= Ulster Army Council =

1973 umbrella group of Ulster loyalist paramilitary groups

The Ulster Army Council (or UAC) of Northern Ireland was set up in 1973 as an umbrella group by the Ulster Defence Association and the Ulster Volunteer Force to co-ordinate joint paramilitary operations during the Ulster Workers' Council Strike. Andy Tyrie was the head of the group – and was also the then commander of the Ulster Defence Association.

The following groups along with the UDA and UVF were members of the Ulster Army Council: the Orange Volunteers, Down Orange Welfare, Ulster Special Constabulary Association, Ulster Volunteer Service Corps and Red Hand Commandos. According to Don Anderson the Ulster Service Corps, a group based in County Fermanagh and south Tyrone that was distinct from the similarly named Ulster Volunteer Service Corps, was admitted to the group in early 1974. However most other sources contend the Ulster Service Corps did not actually appear until 1976 or 1977.

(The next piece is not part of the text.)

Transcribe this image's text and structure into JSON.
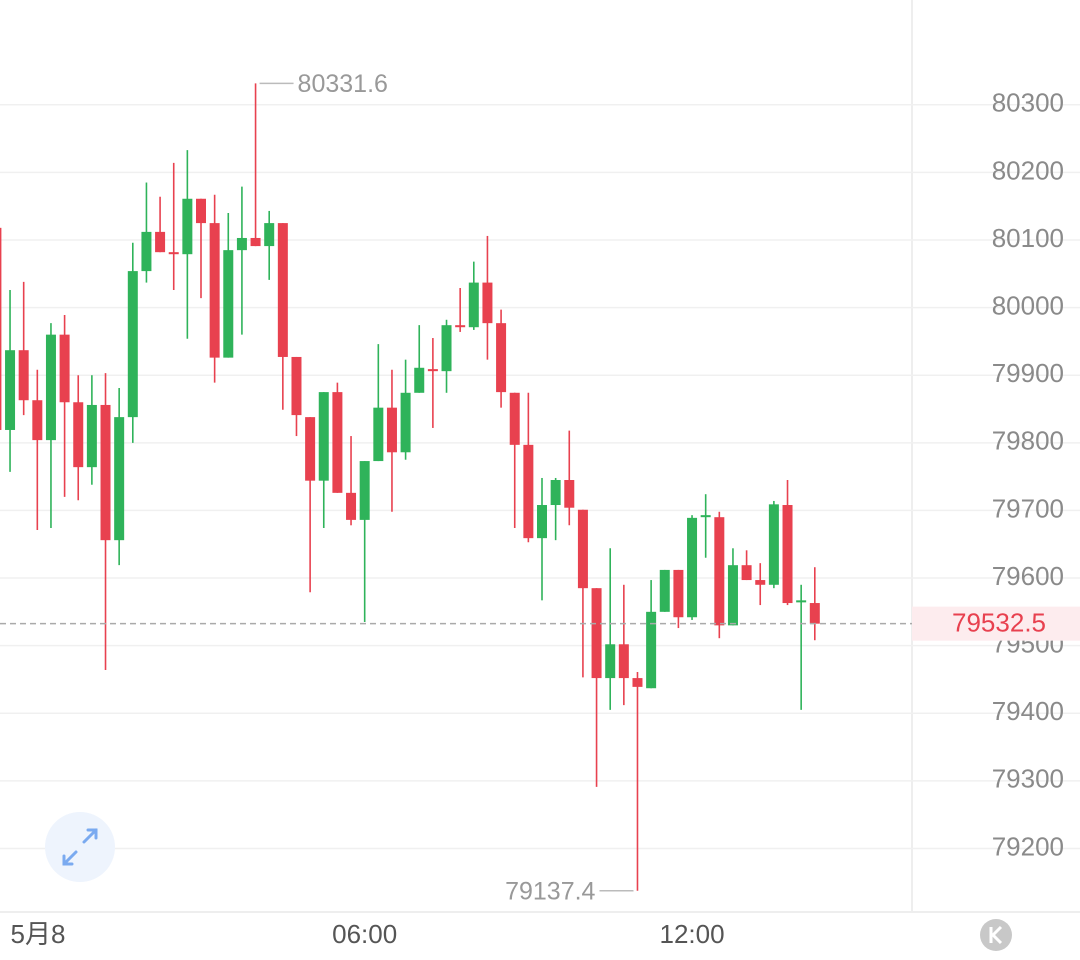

The main aim of the group was to set up a Loyalist army of around 20,000 men to take control of Northern Ireland if necessary, to prevent any attempt of the reunification of Ireland, in which the group planned to seize control of Northern Ireland and declare a unilateral declaration of independence (UDI). Its main role at the start of the strike was to mobilise a large vigilante street presence in order to intimidate those workers uncertain about joining the strike, a tactic Tyrie described as essential in order that the strike would succeed. According to journalist Don Anderson, its role became much less important once the strike had been going for a few days as by that stage the majority of the Protestant workforce were behind the initiative voluntarily.

The group was replaced by the Ulster Loyalist Central Co-ordinating Committee (ULCCC) after the 1974 strike.